Hans von Marées : Portrait double

Lorsque j'aime quelqu'un intensément, je ne dis jamais son nom à personne. Ce serait comme en céder une partie. De plus en plus, j'aime le secret. C'est, je crois, la seule chose qui puisse nous rendre la vie mystérieuse ou merveilleuse. La chose la plus banale devient délicieuse dès l'instant qu'on la dissimule.
[Oscar Wilde : Le Portrait de Dorian Gray]

les livres s'empilent partout, c'est une vraie pagaille ici
Juste sur le coin du calorifère derrière la causeuse où je m'installe pour lire j'ai trouvé ceux-là. Je les ai rangés en haut de la bibliothèque. Dernier rayon. Pas en ordre alphabétique.
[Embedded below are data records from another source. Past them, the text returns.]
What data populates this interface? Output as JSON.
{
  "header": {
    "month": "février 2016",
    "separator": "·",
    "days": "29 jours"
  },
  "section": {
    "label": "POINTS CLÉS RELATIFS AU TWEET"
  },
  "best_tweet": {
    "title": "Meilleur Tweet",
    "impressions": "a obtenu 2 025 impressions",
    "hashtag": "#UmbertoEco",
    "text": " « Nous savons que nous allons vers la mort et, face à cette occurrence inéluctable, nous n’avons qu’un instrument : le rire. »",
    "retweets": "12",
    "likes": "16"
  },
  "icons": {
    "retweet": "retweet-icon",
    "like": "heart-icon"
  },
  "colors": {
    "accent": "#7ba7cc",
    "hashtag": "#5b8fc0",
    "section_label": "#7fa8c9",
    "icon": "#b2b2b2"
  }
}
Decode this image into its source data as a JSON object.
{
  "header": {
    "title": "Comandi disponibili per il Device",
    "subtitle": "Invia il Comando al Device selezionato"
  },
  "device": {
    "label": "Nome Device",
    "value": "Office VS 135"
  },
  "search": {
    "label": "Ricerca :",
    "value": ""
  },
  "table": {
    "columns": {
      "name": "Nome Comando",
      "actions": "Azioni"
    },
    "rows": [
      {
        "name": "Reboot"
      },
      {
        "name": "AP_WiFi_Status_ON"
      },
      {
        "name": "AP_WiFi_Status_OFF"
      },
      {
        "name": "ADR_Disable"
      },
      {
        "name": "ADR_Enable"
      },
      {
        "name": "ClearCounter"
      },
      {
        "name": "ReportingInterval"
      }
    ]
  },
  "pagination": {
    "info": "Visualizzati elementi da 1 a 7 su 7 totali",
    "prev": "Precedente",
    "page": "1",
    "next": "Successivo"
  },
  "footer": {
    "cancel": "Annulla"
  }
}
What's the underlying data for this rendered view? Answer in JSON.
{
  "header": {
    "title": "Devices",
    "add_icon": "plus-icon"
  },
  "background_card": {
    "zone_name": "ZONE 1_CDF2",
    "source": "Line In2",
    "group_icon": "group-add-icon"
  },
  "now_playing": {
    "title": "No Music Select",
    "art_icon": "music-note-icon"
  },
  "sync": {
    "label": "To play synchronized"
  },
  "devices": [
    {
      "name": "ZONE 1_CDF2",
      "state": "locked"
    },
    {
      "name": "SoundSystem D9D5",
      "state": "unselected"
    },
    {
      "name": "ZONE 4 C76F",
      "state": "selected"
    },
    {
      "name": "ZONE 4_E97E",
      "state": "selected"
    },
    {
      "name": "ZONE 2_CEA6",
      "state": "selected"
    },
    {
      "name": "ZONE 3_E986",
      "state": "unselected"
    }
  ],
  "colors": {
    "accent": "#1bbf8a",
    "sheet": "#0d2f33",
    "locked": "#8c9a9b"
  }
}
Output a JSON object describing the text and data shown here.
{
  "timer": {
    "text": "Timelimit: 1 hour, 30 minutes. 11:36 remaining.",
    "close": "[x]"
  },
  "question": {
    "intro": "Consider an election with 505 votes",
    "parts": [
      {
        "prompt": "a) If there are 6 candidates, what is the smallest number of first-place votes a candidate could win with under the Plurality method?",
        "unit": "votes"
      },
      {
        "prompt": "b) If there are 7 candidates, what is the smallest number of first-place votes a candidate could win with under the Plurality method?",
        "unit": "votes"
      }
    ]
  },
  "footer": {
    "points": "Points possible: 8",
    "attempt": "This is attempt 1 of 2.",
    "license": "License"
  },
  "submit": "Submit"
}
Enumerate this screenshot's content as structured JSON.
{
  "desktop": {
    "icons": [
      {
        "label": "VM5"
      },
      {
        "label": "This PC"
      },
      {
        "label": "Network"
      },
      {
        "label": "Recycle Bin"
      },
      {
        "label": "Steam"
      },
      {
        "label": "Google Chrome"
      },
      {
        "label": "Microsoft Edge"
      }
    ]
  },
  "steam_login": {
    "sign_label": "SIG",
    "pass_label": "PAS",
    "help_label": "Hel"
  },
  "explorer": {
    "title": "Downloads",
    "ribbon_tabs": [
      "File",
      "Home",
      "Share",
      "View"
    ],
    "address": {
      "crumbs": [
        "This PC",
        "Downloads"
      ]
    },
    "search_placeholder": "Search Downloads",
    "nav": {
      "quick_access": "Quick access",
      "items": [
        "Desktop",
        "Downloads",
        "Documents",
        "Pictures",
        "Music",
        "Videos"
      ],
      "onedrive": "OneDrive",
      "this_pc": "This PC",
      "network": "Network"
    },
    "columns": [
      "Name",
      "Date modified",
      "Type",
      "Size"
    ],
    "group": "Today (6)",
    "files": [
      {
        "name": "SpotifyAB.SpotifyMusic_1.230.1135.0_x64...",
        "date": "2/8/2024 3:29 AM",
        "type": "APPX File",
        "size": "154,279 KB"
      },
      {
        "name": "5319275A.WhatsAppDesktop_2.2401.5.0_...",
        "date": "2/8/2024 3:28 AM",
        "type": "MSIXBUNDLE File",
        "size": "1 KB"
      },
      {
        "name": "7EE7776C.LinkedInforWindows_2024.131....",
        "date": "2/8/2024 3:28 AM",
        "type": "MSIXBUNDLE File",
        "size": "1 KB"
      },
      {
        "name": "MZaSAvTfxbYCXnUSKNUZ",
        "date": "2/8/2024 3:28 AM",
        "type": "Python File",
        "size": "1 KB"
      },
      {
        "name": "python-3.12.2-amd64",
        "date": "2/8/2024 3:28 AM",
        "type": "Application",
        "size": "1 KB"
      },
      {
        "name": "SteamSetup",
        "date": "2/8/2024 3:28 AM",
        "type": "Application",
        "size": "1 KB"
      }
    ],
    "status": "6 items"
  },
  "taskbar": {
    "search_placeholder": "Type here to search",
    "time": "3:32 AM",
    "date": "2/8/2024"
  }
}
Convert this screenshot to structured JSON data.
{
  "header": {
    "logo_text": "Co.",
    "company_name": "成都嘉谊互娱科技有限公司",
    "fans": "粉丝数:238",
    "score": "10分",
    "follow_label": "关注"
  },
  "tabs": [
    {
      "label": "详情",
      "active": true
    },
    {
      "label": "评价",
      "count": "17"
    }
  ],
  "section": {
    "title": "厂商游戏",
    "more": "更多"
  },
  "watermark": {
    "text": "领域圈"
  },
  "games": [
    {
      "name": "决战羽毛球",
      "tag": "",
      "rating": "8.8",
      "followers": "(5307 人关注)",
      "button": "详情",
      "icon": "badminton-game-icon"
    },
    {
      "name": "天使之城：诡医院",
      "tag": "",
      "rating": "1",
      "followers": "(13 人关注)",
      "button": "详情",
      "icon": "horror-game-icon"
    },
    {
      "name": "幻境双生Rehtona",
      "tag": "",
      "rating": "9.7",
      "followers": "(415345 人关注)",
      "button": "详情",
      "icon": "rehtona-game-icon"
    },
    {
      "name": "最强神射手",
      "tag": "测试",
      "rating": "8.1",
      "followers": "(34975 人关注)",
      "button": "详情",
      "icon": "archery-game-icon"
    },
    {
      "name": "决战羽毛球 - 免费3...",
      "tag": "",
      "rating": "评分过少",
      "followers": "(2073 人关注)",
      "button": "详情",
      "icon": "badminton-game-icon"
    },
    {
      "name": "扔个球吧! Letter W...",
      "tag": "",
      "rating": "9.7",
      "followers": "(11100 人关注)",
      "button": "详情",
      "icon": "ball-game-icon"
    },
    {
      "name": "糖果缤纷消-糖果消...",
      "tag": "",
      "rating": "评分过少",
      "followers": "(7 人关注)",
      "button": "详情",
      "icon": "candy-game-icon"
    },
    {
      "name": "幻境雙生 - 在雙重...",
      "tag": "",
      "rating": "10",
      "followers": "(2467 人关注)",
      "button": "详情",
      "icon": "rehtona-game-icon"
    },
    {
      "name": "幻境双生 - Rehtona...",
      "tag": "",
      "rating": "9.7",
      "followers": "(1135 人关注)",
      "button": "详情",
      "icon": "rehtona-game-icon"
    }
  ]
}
L'ordre de rangement fut l'ordre dans lequel je les ai trouvés; comme ça, je saurai toujours où ils sont : Serge Doubrovsky : Le livre brisé, Michel Onfray : Le désir d'être un volcan, Milan Kundera : L'art du roman, Amélie Nothomb : Les combustibles, J.K. Rowlings : Harry Potter et la chambre des secrets, encore Nothomb : Péplum et Attentat [j'avais dû avoir une attaque de boulimie], Stevanovitch : La Voie du Tai ji quan, Vincent Jouve : L'effet personnage dans le roman, Gao Xingjian : La raison d'être de la littérature, Roland Barthes : Le degré zéro de l'écriture, Suzanne Jacob : La Bulle d'encre

ce journal va changer
Et finalement le dernier livre à ranger était Le Portrait de Dorian Gray, alors je l'ai ouvert au hasard et j'ai commencé à lire. Je range pas souvent mes livres parce que je perds toujours un temps fou à les relire. C'est ainsi que j'ai trouvé le passage recopié plus haut sur cette page. Le livre m'est tombé des mains, parce que c'est exactement comme ça que je me sens en ce moment avec ce journal : plus du tout envie de raconter ma vie, mes amours. Tout ça pour dire que je n'ai plus le goût de raconter le peu de secrets que je racontais ici. Alors, c'est décidé, ce journal va changer. Il va beaucoup changer. Je ne sais pas comment, mais je sais qu'il va changer. C'est tout.